All the main ground floor rooms here have been done in solid oak, stained, and it also surfaces in the upstairs landing, with lots of rugs scattered about to visually break the sheer runs of darkened timber. Because of the house’s particular layout, practically all of the main rooms at ground and first floor levels have a double aspect.

Once up the graciously-curved, almost-turreted staircase which adds grandeur to the original Georgian glebe, the first floor layout can be tailored very indi

vidually to almost presidential suite status.

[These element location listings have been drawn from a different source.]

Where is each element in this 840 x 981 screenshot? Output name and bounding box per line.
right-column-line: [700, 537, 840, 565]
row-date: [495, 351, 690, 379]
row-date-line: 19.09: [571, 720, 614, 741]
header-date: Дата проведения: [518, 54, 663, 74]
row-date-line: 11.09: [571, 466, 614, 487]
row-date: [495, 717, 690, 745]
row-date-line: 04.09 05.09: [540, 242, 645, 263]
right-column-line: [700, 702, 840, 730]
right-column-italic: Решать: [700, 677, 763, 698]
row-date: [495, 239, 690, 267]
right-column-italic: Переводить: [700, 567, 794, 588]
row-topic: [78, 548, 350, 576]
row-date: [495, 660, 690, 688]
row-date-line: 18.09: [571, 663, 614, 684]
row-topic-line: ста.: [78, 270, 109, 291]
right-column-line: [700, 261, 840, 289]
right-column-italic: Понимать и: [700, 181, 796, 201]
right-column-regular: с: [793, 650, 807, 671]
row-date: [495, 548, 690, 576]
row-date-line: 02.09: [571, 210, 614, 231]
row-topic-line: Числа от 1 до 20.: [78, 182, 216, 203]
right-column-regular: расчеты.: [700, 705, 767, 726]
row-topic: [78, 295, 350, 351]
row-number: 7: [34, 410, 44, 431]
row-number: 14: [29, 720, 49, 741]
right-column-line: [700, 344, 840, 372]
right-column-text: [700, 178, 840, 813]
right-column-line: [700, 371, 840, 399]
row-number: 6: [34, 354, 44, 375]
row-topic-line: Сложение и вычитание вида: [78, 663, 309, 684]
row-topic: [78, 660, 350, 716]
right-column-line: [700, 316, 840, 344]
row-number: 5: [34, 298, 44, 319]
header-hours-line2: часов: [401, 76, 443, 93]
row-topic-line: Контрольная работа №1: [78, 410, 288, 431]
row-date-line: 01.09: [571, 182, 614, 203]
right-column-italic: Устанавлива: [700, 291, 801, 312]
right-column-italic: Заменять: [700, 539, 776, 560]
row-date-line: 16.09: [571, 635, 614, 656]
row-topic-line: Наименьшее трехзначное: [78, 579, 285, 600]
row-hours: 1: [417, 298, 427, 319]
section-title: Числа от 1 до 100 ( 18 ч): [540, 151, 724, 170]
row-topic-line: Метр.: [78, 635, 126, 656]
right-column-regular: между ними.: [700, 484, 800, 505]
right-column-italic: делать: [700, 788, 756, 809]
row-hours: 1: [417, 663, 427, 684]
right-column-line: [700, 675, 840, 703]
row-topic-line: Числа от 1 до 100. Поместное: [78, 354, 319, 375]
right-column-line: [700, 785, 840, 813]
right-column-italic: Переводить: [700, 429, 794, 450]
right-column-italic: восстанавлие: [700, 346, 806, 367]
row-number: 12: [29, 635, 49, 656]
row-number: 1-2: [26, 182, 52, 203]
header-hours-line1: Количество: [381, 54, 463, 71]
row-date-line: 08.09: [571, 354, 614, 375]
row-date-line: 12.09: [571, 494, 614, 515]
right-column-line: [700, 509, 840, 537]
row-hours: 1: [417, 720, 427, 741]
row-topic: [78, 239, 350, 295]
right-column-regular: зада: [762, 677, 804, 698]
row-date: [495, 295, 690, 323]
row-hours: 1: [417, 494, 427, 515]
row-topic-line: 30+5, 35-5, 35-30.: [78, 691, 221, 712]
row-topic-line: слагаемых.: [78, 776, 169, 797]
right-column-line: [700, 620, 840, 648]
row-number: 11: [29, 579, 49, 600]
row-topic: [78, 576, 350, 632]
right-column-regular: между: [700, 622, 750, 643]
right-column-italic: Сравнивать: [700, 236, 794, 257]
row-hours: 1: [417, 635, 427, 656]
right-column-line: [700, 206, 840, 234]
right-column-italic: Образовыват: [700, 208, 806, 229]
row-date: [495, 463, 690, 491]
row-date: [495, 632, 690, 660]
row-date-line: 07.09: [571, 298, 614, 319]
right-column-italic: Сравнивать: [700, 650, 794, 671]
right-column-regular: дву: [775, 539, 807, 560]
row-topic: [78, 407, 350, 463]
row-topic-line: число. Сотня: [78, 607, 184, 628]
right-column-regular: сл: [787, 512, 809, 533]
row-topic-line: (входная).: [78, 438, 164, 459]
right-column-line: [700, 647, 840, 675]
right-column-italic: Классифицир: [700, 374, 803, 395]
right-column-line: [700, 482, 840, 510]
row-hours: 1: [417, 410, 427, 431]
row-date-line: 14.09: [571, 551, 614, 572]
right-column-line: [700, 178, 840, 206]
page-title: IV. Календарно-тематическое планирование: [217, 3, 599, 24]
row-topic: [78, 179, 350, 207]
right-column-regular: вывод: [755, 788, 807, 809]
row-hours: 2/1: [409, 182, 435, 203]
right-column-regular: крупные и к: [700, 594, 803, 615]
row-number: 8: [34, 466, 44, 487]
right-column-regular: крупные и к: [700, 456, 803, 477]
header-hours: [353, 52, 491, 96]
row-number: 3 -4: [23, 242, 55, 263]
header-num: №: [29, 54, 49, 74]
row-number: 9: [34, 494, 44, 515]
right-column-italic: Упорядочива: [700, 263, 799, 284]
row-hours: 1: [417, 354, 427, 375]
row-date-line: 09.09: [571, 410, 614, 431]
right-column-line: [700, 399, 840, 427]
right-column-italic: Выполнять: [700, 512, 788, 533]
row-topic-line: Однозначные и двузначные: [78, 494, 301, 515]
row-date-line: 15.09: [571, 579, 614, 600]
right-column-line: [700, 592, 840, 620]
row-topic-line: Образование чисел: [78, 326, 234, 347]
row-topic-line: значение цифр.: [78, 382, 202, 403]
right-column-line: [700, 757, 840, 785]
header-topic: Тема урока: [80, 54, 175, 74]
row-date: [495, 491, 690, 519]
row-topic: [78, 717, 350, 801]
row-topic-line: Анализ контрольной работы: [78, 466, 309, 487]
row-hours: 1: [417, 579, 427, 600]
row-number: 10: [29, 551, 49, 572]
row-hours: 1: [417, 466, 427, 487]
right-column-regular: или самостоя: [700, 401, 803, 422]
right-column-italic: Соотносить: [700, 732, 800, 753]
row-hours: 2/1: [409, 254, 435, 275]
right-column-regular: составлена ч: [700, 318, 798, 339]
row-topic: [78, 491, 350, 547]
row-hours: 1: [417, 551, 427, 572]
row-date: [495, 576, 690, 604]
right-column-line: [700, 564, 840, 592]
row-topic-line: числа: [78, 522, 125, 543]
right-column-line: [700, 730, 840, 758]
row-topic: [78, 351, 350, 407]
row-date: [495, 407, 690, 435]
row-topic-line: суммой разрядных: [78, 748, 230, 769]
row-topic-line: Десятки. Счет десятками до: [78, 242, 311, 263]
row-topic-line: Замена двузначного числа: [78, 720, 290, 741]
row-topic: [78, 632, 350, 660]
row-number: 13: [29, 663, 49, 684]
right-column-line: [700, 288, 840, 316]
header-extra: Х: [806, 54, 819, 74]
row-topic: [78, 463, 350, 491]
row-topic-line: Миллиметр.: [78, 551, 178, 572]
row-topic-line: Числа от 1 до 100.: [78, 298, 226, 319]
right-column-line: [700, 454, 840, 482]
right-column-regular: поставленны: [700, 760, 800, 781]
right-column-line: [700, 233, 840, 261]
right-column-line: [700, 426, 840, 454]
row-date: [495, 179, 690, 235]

The super-sized main bedroom has a double aspect for garden views, with WC, and links to a big dressing room and then, on to a considerable private bathroom, which, in turn, leads to a study/nursery/optional further bedroom.

This collection of rooms could become, if desired, almost a private first floor apartment, and the multi-use end room has some of the main house’s best views back to the Ilen river and a handy floating pontoon.

A gable- end balcony added on here would be an asset, as one would be for an overhead, second floor bedroom as, despite all the landscaping, the Ilen views aren’t as yet fully capitalised upon from the main house.

Further space on the first floor includes an en suite guest bedroom and the house’s top floor is home to a central landing/den, with three bedrooms (one en suite) and a main bathroom ranged off it, whilst many of the house and cottages’ nooks and crannies are replete with well-stocked bookshelves.

Externally, the house and buildings’ cluster-like complex provides several sheltered or secret garden like areas, screened behind high stone walls.

French doors lead, for example from a drawing room to an enclosed garden with raised beds, pergola, BBQ section and two-tiered decking, complete with inset hot-tub.

There’s a gentler feel to a further secret garden off the better of the two guest cottages, again pretty sheltered, and dotted with nesting bird boxes and planted up with clambering plants ready for spring blossoming, while the upper level of this guest cottage has a mezzanine viewing room, above an Alpine chalet-like lofty family room, heated by a huge wood-burning stove.

This mezzanine den then opens to a viewing balcony for the property’s most sweeping views: the sentinel white beacon by Baltimore harbour’s mouth can be glimpsed over the way, and evening sunsets must be spectacular.

A stream forms part of Agahdown’s rugged, gorse-strewn boundary, feeding down to the tidal Ilen river by a simple stone dock.

Local roads lead past this house’s low-key entrance (but, surveyed by lots of CCTV) and wend along lovely boreens past old farmhouses, new-builds and renovations in-train, polytunnels galore and on to Turk Head, with routes also to Cunnamore pier a few miles away, a well-known and safe pier for boat access, ferry landings and a springboard to Carbery’s magnificent 100 Isles.

Sherry FitzGerald’s Ray O’Neill notes just how perfect the setting is for outdoor enthusiasts, for walkers, bird-watchers, bathers and boaters, tennis (on your own private grounds), along with a rowing club, Aughadown’s GAA grounds at Church Cross, rugby and soccer clubs, with golf on the Baltimore Road’s West Carbery course.

Skibbereen’s about a 15 minute spin by road, with its range of restaurants, shops, galleries (and new West Cork Arts Centre) and the community caters as hospitably for blow-ins as for locals, whether they come by bus or boat, by car or by chopper.